Drupal 7 Migration

Posted by John Concrane on July 7, 2019 in Software

Upgrading a website script version is one of the most complicated task a webmaster encounters when managing a website. Migrating from Drupal 7? Here is a small guide with various details. Let’s start with basic info : How to see the NID of a node. If the node is in ‘edit’ mode, you can see the nid in the URL. (A node, in case you’re wondering, is a page like an article or a forum posting. You can design what fields it has and how they is displayed. Typically a node will consist of a heading, some body text, maybe an image, etc. Drupal assigns two URL addresses to each node, a human-friendly one made of words, and a nid, or node id.)

The very first thing you should do is to make a local version of the website. This is an essential step because making changes to a live website is very risky and is never a recommended practice. This way, if anything does go awry, your actual website will remain safe and functional. After clicking Continue, you will be brought to the screen in the following screenshot. Enter all the required details such as your existing website’s credentials, the database location and the location of your website files.

If you’re importing data from a non-Drupal datastore, start with Set up Migrate Demo Site and Source Data . We’ll walk through the process of connecting the migrate system to an external data source, writing custom migration paths, using custom process plugins to transform data during import, and best practices for executing your custom migrations. We’ll primarily look at using an external MySQL database as our data source, but the techniques learned will apply to any data source. We’ll also discuss how to extract data from CSV, JSON, and XML sources.

Download the latest release of the distribution. Download and extract the latest release and copy your existing site’s Drupal 7 version settings.php file and files directory to the sites/default directory in the distribution install.

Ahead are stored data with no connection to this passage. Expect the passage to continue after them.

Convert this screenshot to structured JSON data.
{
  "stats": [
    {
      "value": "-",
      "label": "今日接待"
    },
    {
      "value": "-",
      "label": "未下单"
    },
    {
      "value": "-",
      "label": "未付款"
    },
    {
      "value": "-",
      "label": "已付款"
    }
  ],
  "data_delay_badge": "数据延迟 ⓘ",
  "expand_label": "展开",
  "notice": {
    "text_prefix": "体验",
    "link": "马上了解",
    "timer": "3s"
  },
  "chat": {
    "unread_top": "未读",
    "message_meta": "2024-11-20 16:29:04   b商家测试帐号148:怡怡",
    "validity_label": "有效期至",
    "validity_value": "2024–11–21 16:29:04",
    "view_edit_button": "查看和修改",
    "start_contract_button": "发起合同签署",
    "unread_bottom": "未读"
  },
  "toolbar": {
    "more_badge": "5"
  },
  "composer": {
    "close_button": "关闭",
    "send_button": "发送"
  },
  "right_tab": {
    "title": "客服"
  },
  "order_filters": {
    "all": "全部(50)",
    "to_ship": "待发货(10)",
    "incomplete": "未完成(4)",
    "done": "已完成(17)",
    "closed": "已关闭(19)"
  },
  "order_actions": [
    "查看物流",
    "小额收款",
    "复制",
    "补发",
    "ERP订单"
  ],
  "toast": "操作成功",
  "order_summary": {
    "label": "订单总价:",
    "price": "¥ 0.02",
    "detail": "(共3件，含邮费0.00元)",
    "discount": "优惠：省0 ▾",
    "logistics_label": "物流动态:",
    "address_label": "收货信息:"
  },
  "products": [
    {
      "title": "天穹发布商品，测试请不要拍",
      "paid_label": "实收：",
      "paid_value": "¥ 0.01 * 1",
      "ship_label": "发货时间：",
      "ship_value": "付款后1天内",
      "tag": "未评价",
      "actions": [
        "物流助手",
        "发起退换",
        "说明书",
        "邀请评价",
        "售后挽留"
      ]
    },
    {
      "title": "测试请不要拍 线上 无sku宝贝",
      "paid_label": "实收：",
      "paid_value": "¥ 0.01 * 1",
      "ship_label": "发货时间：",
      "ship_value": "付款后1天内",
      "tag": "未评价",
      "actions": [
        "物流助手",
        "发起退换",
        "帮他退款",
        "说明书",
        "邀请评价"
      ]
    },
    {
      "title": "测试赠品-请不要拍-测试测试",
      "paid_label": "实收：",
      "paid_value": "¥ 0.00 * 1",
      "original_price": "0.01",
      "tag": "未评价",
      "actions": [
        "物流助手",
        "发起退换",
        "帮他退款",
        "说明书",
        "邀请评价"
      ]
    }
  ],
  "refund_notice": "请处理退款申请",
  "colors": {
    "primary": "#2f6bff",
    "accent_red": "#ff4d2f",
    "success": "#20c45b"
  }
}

This will point the new site to your existing site database.

The steps above outline how to get a distribution minimally installed on an existing site. But you’ll still have a lot of work to do to reconcile your existing site content and structure with what has been created by the distribution. Here are a few tips to get you started–but you should begin with the assumption that there will be lots more you’ll discover and need to fix. If the distribution is installed from scratch, we can be sure that the components we’re creating won’t conflict with existing components on the site. But when we’re converting an existing site into a one based on a distribution, there’s the potential that a component we’re creating will have the same name as one that already exists on the site. In certain cases, such a conflict can cause a site error that’s difficult to resolve. See more info on Drupal 7 Upgrade.